Section 7 — Supporting Clinical Research
A. Use of Anonymized Health Data
Tembo may use my anonymized health information to support research and healthcare improvement. This means:
- All personal identifiers (name, address, date of birth, etc.) are removed, and the data will be de-identified in accordance with the HIPAA rules
- Anonymized data cannot be linked back to me, and the groups that Tembo shares it with will not have the ability to re-identify the data
- Information may be used to study dementia care, treatment effectiveness, and patient outcomes
- Research may be conducted or sponsored by academic centers, healthcare organizations, pharmaceutical companies, or medical device companies
- Results may be published, but I will never be personally identified
- I understand that I may withdraw my consent for my data to be included in these activities at any time. However, because my data will have been anonymized and not re-identifiable, my withdrawal of consent will not affect the availability or use of any data de-identified prior to my withdrawal of consent.

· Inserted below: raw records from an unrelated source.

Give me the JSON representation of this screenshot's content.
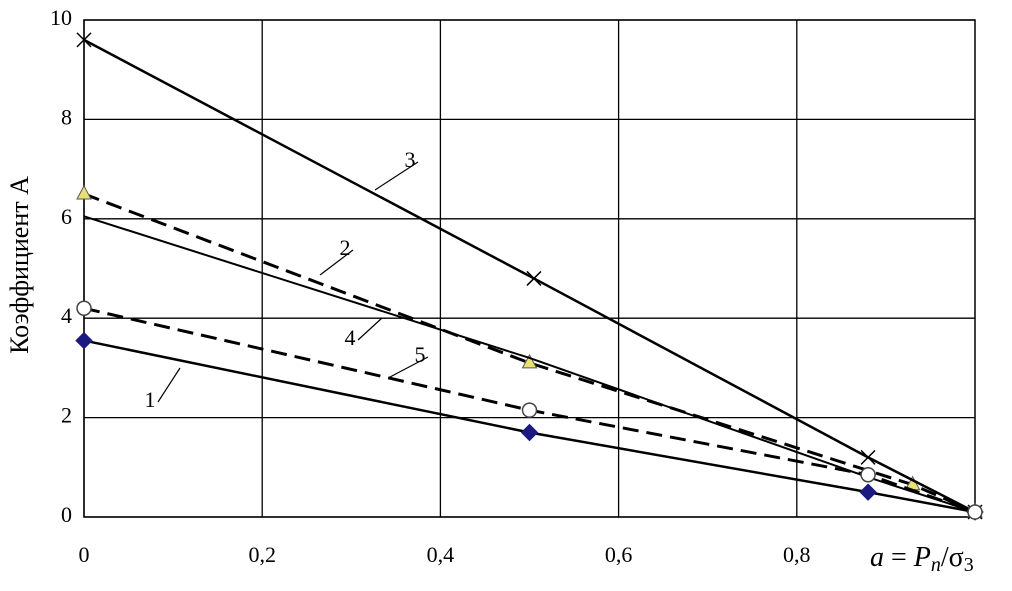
{
  "chart_data": {
    "type": "line",
    "y_label": "Коэффициент А",
    "x_label_parts": [
      "a",
      " = ",
      "P",
      "n",
      "/σ",
      "3"
    ],
    "xlim": [
      0,
      1
    ],
    "ylim": [
      0,
      10
    ],
    "xticks": [
      0,
      {
        "value": 0.2,
        "label": "0,2"
      },
      {
        "value": 0.4,
        "label": "0,4"
      },
      {
        "value": 0.6,
        "label": "0,6"
      },
      {
        "value": 0.8,
        "label": "0,8"
      }
    ],
    "yticks": [
      0,
      2,
      4,
      6,
      8,
      10
    ],
    "grid": true,
    "series": [
      {
        "name": "1",
        "color": "#1a1a80",
        "marker": "diamond",
        "dash": false,
        "x": [
          0,
          0.5,
          0.88,
          1
        ],
        "values": [
          3.55,
          1.7,
          0.5,
          0.1
        ]
      },
      {
        "name": "2",
        "color": "#e8e070",
        "marker": "triangle",
        "dash": true,
        "x": [
          0,
          0.5,
          0.93,
          1
        ],
        "values": [
          6.5,
          3.1,
          0.65,
          0.1
        ]
      },
      {
        "name": "3",
        "color": "#000000",
        "marker": "cross",
        "dash": false,
        "x": [
          0,
          0.505,
          0.88,
          1
        ],
        "values": [
          9.6,
          4.8,
          1.2,
          0.1
        ]
      },
      {
        "name": "4",
        "color": "#000000",
        "marker": "none",
        "dash": false,
        "x": [
          0,
          0.5,
          0.88,
          1
        ],
        "values": [
          6.05,
          3.2,
          0.8,
          0.1
        ]
      },
      {
        "name": "5",
        "color": "#ffffff",
        "marker": "circle",
        "dash": true,
        "x": [
          0,
          0.5,
          0.88,
          1
        ],
        "values": [
          4.2,
          2.15,
          0.85,
          0.1
        ]
      }
    ]
  }
}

B. Clinical Trial Identification & Outreach
Based on my health profile, Tembo may identify whether I might be eligible for clinical trials or research studies.

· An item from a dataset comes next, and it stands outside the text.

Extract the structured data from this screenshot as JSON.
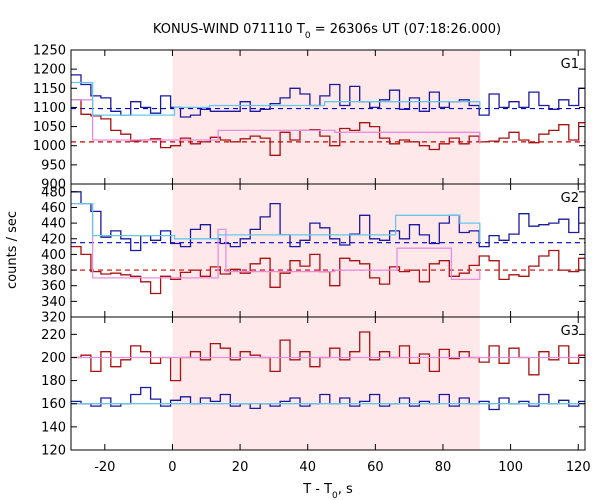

If I consent, Tembo or its research partners may contact me or my representative to share information about relevant opportunities.
Participation in any trial is voluntary and requires separate consent. My agreement to participate in clinical trial identification and outreach does not guarantee the availability of or my participation in any clinical trial that may be identified by Tembo or its research partners.
Section 8 — Voluntary Participation
My participation in Tembo services is voluntary.
I may withdraw consent at any time, and doing so will not affect my care, insurance benefits, or relationship with my other clinical providers.
I may also change my choices about clinical trial outreach at any time.
Section 9 — Legally Authorized Representative (LAR)
Because many people receiving dementia care cannot legally consent for themselves, if desired, you may submit a form signed by a Legally Authorized Representative (LAR), such as:
- A person with Durable Power of Attorney for Healthcare
- A Healthcare Proxy
- A Court-Appointed Guardian
- Another individual legally permitted to make healthcare decisions under state law
By providing a form signed by any Legally Authorized Representative, the Legally Authorized Representative affirms they have the authority to act on the participant’s behalf, and complies with any requirements of applicable state law. Tembo reserves the right to review signed Legally Authorized Representative forms, and may reject such forms in its sole discretion. However, I agree to release Tembo from liability and to indemnify, defend and hold Tembo harmless from its good faith reliance of signed Legally Authorized Representative forms submitted by me or my Legally Authorized Representatives.
Section 10 — Consent & Signature
By signing below, I acknowledge:
- I have read and understand this consent form
- I authorize Tembo Health to provide the services described
- I authorize the use and sharing of health information as outlined
- I understand my participation is voluntary and may be withdrawn at any time
- I have received an electronic copy of Tembo’s HIPAA Notice of Privacy Practices (or had the opportunity to review it online) and received a paper copy if I asked for it.